Have you ever worked on a spreadsheet or estimate so long that everything starts to look the same? The last thing you want to look at is another line item, but the work continues to pile up. Rather than push through and make a mistake, take a break. Give your eyes a rest. Your brain needs a break.

These intermittent breaks boost your ability to think and create. You ever take a shower and all of a sudden a eureka moment occurs? That small mental break from the world generated an idea to solve an ongoing problem. Sometimes, all it takes is a break rather than 100% focus and attention.

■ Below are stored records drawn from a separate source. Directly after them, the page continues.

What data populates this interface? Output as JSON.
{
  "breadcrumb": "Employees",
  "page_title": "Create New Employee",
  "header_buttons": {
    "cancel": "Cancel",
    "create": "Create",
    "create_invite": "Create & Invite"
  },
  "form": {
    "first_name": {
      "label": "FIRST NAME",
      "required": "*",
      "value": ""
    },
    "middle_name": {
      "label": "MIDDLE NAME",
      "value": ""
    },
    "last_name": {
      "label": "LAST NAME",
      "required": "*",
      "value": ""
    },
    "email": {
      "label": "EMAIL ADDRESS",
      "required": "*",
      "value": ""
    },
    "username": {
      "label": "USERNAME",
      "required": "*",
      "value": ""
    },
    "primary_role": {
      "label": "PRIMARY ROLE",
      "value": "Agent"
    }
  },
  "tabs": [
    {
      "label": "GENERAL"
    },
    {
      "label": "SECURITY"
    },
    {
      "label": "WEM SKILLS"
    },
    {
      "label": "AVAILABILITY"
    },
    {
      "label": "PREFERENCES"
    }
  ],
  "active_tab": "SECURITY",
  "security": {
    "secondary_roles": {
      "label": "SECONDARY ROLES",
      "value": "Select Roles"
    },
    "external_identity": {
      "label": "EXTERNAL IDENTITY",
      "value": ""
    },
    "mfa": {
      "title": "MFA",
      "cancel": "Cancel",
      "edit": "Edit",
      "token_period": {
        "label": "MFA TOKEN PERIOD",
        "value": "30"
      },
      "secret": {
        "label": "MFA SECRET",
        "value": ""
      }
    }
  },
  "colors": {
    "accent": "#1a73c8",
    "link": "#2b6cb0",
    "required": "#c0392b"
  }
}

Your body gets stronger during rest periods. If you are constantly breaking down your muscles through exercise, you become weak. The strength comes from the rest. Your project is much like your body. The rest is where the strength occurs. Constant attention and reworking lead to more problems. Sit back. Take it in and start to tinker.

3. Collaborate

Two brains become better than one. Ideas get pitched, rejected, accepted, pitched again, reworded, and so on. These sessions help to take a simple idea and make it real. Like the Waitzkin example, he collaborated with his son to come up with a simple solution. By himself, just going around may have never occurred. He may have kicked the door down rather than find another way in.

This ability to bounce ideas off of one another increases the problem-solving abilities of the group. This power must be constrained, however. Without limits, collaboration can turn into an activity. Action must be taken for the collaboration to become most effective. Ideas are good. Actions are best.

A good collaborative setting benefits each member. This classic improv technique builds on ideas instead of shooting them down. “Yes and…” is your response to each suggestion. In improv, this can create funny scenarios for an audience to enjoy. In project management, this can create ideas that lead to successful products and services.


The idea of this ability to stand out is to be yourself. It is not to play a character you think is you or represent the title you hold, so you have to act a certain way. The goal is to be original. I have witnessed far too many people play boss at work, attempting to use big words they think a boss would say in front of their team. No one is impressed by your act. They see right through it.

No one wants to work for someone they know is acting like a boss. This usually occurs when someone gets a promotion. All of a sudden, he or she is in charge, and they start bossing people around. The people you are attempting to boss around know the real you. They know you did not show up to work on time, so why are you stressing this now that you are in charge? They know you hated cleaning up after performing a task, but now it is one of your priorities as a leader.

This contradiction does not sit well with others. You are becoming like the rest of them. As Wilde stated, “Everyone else is taken.”